Pour le CITP, investir dans la réfection d’une école n’est pas un simple acte de charité, c’est un investissement stratégique dans le capital humain du département de Sébé-Brikolo. En transformant des salles de classe délabrées en véritables sanctuaires du savoir, le consortium démontre que les acteurs économiques peuvent et doivent jouer un rôle prépondérant dans la réduction des inégalités d’accès à l’éducation entre les grands centres urbains et l’intérieur du pays.Au-delà de la couche de peinture et de la réfection des toitures, c’est toute la dignité de la communauté éducative d’Okondja qui est ici restaurée. Les enseignants, autrefois confrontés à un environnement de travail démotivant, retrouvent le goût de transmettre, tandis que les élèves voient en ces nouveaux murs une preuve que la République ne les oublie pas. Cette action en faveur de l’éducation rappelle que la qualité des infrastructures est le premier socle de la réussite.

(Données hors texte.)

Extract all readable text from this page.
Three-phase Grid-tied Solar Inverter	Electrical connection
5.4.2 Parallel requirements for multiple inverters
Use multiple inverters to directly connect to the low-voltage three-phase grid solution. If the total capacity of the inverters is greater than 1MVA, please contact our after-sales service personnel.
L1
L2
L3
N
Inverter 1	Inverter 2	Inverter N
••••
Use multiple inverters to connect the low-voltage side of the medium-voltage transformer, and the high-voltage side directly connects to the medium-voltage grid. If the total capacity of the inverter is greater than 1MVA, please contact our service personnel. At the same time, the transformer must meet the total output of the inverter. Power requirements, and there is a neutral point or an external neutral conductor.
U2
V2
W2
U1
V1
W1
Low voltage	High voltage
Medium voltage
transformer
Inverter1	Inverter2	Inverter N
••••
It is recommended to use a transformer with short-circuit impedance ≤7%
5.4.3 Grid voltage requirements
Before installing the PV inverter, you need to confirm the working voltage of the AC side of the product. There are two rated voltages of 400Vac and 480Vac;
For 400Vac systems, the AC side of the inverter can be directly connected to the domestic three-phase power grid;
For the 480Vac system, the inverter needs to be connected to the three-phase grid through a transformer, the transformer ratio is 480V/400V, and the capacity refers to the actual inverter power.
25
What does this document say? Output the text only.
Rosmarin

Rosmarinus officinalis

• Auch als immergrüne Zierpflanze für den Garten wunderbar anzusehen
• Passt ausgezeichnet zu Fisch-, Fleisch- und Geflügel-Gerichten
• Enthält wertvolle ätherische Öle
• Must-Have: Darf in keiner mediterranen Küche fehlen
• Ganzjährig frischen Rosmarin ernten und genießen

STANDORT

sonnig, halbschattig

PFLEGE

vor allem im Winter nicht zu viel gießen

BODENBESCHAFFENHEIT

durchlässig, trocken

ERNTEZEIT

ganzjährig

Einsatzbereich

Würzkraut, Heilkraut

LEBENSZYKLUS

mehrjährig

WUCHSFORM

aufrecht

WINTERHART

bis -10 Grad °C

Une école rénovée, c’est une promesse d’avenir tenue et un rempart contre l’abandon scolaire qui guette les zones rurales.En définitive, la réfection de l’école d’Olongo doit servir de modèle pour d’autres partenariats à travers le pays.
À l’heure où le Gabon Nouveau prône une accélération des chantiers sociaux, cette synergie entre les capacités techniques du secteur privé et les besoins vitaux des populations locales trace une voie vertueuse. Le développement de nos communes ne se fera pas uniquement par de grands discours, mais par des actions concrètes et palpables comme celle d’Okondja. Désormais, le défi sera de pérenniser cet investissement par un entretien rigoureux, afin que les générations futures puissent, elles aussi, en récolter les fruits.